CG – É preciso que educadores, estudantes e familiares tomem consciência de que bullying é sério e corresponde a atitudes agressivas, repetitivas e intencionais que não devem ser mascaradas ou confundidas com “brincadeira”. Comportamentos agressivos geram vítimas e são pautados na violência física e/ou simbólica, estimulando a intolerância e a delinquência. Por isso precisam ser fortemente combatidos, especialmente nas instituições escolares, onde as vítimas são agredidas nos momentos em que se encontram mais vulneráveis e desprotegidas: nos intervalos entre as aulas, nos banheiros, na entrada/saída da escola e também no recreio. Do meu ponto de vista, evitar o bullying na escola é imprescindível e exige esforços coletivos. Educadores, familiares e estudantes precisam ter conhecimentos mais aprofundados sobre o tema para identificá-lo imediatamente e estar preparados para auxiliar aqueles que necessitam. As vítimas de bullying precisam ser orientadas a buscar ajuda na certeza de que serão ouvidas, compreendidas e amparadas, tendo garantido o seu direito de desfrutar de um ambiente solidário e seguro. Aqueles que presenciam abusos não devem se omitir por medo e insegurança, deixando de serem cúmplices da situação e os agressores devem ser responsabilizados e encaminhados a profissionais. Apesar da responsabilização do agressor ser inevitável, ao invés de investir em punições o caminho mais construtivo fundamenta-se na prevenção e na compreensão do problema com mais profundidade. Assim, torna-se imprescindível educar, orientar, estabelecer limites e exercitar o diálogo. A discussão do tema por meio de filmes, textos, matérias jornalísticas e outras estratégias de intervenção fundamentadas na ludicidade podem ser incluídas tanto nas atividades educacionais diárias e como nas atividades extras. A afetividade, a emoção, o respeito, a dignidade e a tolerância precisam ser trabalhados cotidianamente e pequenos cuidados podem ser muito eficazes para reduzir os perigos da violência dentro e fora dos muros escolares.
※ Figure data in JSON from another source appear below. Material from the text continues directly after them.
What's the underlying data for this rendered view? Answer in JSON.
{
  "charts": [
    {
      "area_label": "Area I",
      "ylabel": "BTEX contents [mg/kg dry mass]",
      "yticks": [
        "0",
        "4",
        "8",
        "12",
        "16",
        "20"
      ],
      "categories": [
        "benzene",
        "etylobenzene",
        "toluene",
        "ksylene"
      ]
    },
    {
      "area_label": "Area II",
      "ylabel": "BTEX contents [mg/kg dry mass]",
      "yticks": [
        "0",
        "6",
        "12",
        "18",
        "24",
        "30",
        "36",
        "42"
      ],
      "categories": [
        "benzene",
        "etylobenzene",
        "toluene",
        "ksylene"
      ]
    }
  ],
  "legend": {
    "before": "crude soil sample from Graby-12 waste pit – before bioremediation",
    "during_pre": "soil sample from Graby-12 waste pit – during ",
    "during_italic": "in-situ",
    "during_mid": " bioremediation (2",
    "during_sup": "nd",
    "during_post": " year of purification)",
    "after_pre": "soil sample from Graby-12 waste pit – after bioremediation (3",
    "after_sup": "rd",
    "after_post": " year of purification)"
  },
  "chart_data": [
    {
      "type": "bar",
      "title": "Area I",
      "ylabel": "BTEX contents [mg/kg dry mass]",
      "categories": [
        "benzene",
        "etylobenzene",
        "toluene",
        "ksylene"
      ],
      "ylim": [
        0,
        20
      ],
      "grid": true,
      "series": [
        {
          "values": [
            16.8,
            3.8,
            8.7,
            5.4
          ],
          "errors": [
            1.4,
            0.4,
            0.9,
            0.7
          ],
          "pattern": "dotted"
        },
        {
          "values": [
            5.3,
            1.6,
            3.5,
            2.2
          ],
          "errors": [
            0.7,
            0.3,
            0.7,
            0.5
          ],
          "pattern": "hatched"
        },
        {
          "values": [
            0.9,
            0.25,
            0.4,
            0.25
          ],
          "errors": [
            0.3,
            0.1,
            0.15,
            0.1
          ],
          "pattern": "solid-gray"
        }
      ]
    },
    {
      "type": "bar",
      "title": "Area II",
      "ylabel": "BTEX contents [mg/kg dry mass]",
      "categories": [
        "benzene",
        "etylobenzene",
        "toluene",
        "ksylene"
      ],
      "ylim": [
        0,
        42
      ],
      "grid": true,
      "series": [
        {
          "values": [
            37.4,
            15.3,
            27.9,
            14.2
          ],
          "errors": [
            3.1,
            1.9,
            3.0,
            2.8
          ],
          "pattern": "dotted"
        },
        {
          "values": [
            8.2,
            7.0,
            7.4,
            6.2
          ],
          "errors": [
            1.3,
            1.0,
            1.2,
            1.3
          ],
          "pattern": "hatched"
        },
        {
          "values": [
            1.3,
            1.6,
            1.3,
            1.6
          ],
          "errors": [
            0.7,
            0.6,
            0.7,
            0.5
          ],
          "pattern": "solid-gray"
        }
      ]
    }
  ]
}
JP – Você acredita que as escolas e a sociedade, em geral, já despertaram para a importância do lazer? De que forma? Em caso negativo, o que seria necessário para isso?

CG – Em parte, porque a temática do lazer ainda é considerada “nova”, causa estranheza e gera muitas contradições, pois, fomos educados para valorizar o trabalho e a produtividade. Sobre este aspecto vale lembrar que, a contragosto de crianças e adolescentes, em nossa sociedade sacrifica-se a infância e a juventude em nome de uma suposta “preparação para o futuro”; na fase adulta e na maturidade vive-se uma rotina extremamente desgastante porque a regra de ouro é “não perder tempo, pois tempo é dinheiro”; e chega-se a uma velhice totalmente sem sentido porque a pessoa foi educada apenas para trabalhar e, uma vez ausente do processo produtivo, não é raro sentir-se inútil e desprovida de qualquer valor. É assim que a tão sonhada aposentadoria pode tornar-se um pesadelo, principalmente em sociedades como a nossa, marcadas por inúmeras formas de exclusão. Precisamos romper com este ciclo e a educação adquire papel fundamental neste processo ao preparar os estudantes para desenvolverem não somente o seu potencial cognitivo, mas também o potencial lúdico, o afetivo, o gestual, o social, o político, o cultural, o ecológico e tantos outros que vêm sendo negligenciados dentro e fora das escolas. Nossa existência precisa ser enriquecida com o lazer e com as inúmeras formas de sociabilidade e de desenvolvimento pessoal e social. O recreio escolar pode ampliar oportunidades para isso, representando um convite para viver o momento presente, para interagir com pessoas e grupos, explorar o tempo/espaço, construir experiências significativas para quem as vivencia e para incluir a ludicidade no dia a dia. Isso é essencial para todos nós.